At the beginning of March 2017, Amazon Web Services had an outage. This time it was a failure in their S3 file storage service in a particular geographical region. On a micro level, this is just what happens from time to time if you’re an IT provider. Mistakes are made or technical malfunctions happen. It’s just a part of supplying IT systems. Most of the time the customer doesn’t even notice, but sometimes they do. An issue comes up, the organisation fixes it, says sorry to its customers, changes things so it won’t happen again, and hums along until the next malfunction occurs (which it will).
The bigger problem is: half of the internet breaks when big IT suppliers break or have a malfunction. Only a small portion of startups or consumer services have (automatic) fail-over systems. But usually, they just depend on a single Cloud vendor to keep their business running.
As is for any system of scale: the complexity to maintain it increases, it’s slower to change and harder to keep running. Let alone that consumers of such a system will start to depend too much on it, so when it breaks, everything breaks.
The luxury of having high level cloud services like AWS S3 is that you can start a business, product, or service without having much know-how of running the underlying infrastructure. This has sprouted numerous awesome startups and products the past decade that wouldn’t have existed without cloud services.
But we want to prevent the market from being dependent only a few suppliers. For technical and availability reasons, but also for legal, data protection, and monopoly reasons. We don’t want half of the internet to fail when one vendor messes up, or gets bought by an incompetent larger party.

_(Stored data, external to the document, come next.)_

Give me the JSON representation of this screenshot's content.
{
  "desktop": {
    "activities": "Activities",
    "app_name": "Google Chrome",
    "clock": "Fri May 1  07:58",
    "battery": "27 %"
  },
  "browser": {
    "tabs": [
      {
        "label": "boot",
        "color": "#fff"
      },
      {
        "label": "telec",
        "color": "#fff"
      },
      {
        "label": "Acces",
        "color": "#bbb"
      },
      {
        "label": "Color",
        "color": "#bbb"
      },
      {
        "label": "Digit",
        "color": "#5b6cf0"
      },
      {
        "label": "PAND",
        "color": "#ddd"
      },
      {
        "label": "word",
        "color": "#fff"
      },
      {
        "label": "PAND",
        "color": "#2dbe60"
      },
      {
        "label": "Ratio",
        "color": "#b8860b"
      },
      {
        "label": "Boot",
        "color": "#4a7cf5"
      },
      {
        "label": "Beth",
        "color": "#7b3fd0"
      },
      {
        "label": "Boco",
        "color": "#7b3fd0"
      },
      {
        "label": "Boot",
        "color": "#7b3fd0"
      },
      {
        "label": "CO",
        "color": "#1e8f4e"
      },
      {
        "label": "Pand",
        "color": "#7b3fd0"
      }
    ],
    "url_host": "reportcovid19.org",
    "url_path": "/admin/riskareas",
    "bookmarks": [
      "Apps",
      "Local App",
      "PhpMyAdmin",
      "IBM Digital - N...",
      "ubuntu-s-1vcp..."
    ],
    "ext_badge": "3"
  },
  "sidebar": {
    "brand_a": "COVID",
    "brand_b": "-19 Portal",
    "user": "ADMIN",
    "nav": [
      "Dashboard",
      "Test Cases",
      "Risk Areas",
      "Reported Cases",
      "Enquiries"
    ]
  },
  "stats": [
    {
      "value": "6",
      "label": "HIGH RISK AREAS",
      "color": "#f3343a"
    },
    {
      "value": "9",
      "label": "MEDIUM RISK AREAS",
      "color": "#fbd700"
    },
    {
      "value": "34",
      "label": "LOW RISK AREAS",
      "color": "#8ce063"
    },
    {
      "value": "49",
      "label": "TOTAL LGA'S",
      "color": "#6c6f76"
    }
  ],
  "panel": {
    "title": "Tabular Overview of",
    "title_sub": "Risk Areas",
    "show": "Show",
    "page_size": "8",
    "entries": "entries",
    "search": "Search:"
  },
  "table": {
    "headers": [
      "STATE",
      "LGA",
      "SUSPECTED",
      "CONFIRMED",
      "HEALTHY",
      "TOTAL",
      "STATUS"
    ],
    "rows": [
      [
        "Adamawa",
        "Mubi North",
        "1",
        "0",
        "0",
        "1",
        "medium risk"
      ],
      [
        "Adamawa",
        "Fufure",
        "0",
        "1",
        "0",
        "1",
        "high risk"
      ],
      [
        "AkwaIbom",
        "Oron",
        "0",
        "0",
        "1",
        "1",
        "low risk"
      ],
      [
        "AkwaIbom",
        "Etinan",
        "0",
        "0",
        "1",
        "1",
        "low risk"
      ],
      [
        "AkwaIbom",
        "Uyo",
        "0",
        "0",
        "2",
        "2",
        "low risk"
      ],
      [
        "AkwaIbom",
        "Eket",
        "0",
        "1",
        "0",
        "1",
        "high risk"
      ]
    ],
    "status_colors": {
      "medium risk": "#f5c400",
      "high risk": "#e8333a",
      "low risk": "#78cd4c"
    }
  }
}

To prevent more and more people from being dependent on a single cloud supplier, I think we must create tools and teach developers to run their own infrastructure. Or at least, they need to set up an infrastructure that can be easily moved to another vendor without being tied to a vendor. With easy to use tools and better training, we can make people that build products on top of services out there much more independent of single-point-of failure outages at large cloud providers.